Vom Papiermodell zum Stahlwerk

Aus diesen realen Funden erarbeitet Sosnowska ihre Arbeiten. En miniature. In Modellen aus Papier und Karton, filigran und fragil, nur dank Lackierung haltbar. Rund fünfzig dieser wertvollen Stücke hat die Künstlerin mit nach Bern gebracht – eine Premiere.

Hier knäuelt sich ein Handlauf. Monika Sosnowska, Modell für Handrail, 2016 Papier, Karton. Courtesy of the artist.
Bild: Bild: Eva Herzog/© Monika Sosnowska

Aus den Modellen entwickelt sie zusammen mit Ingenieuren und Schlossern, die noch zu sozialistischen Zeiten ihr Handwerk gelernt haben, funktionstüchtige Metallfassaden, Treppen oder Gartentore. Alles in realer Grösse und Schwere. Teile, die sie faszinieren, aber so sonst nicht greifbar wären. Danach werden diese mit Walzen und Pressen, mit Kran und Zugseilen gebogen, gestaucht und verdreht, bis sie die gewünschte skulpturale Erscheinung zeigen. Eine einheitliche Farbgebung – meist schwarz, manchmal grün oder dunkelrot – lässt sie wie perfekte Industrieprodukte wirken.

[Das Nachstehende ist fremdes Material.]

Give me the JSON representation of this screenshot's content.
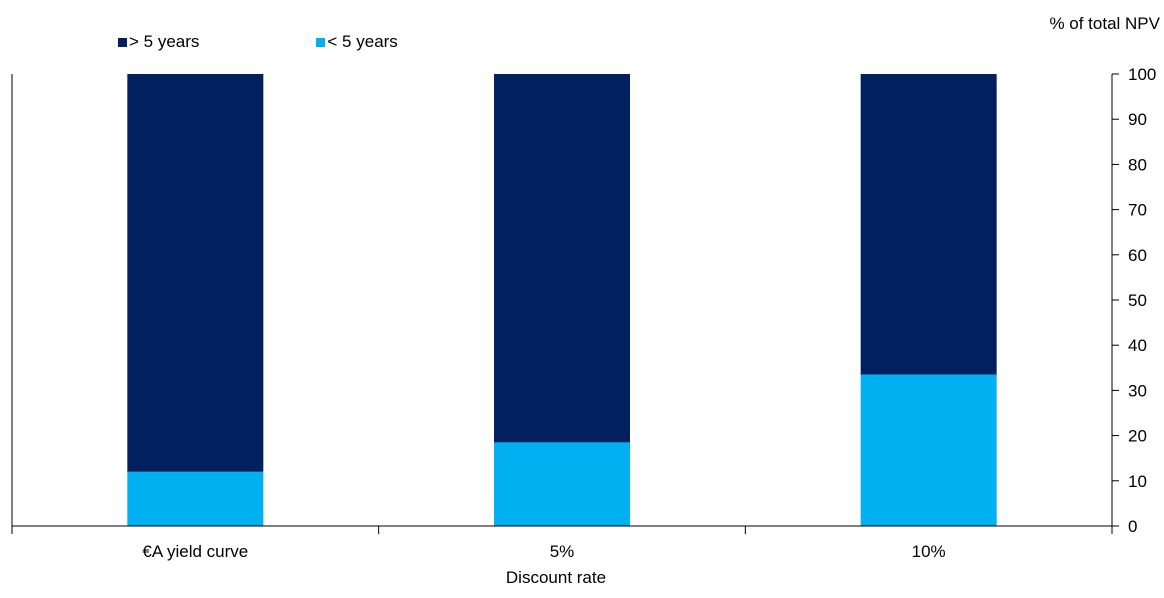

Der Aufwand ist riesig, gerade weil Sosnowska mit der Trennung von Idee und Ausführung sich selbst schwierige Regeln vorgibt. Aber es geht ihr ja nicht um eine Dekonstruktion der Geschichte oder des gebauten Erbes, sondern um das Erkunden des konstruktiven Vokabulars. Des Vokabulars, das die Moderne erfand und das die Baukunst bis heute prägt. Im Guten wie im Schlechten.

Monika Sosnowska und Paul Klee

Durch ihr Verfremden müssen wir zweimal hinschauen: einmal, um über ihre Deformation zu schmunzeln und zum zweiten Mal, um die Strukturen und Form überhaupt zu erfassen. Auch über Raumwirkung, Schattenwurf und Ornament, über Regel, Abweichung und Freiheit könnte man sinnieren. Oder über brachiale Gewalt und filigrane Papierschnitzereien – und über die Liebe zur Linie, die sie mit Paul Klee teilt. Dass uns Monika Sosnowska lieber verunsichert, als unseren Händen, unserem Blick und Denken Sicherheit zu bieten, ist Absicht.

Monika Sosnowska, Zentrum Paul Klee, Bern, bis 10. September.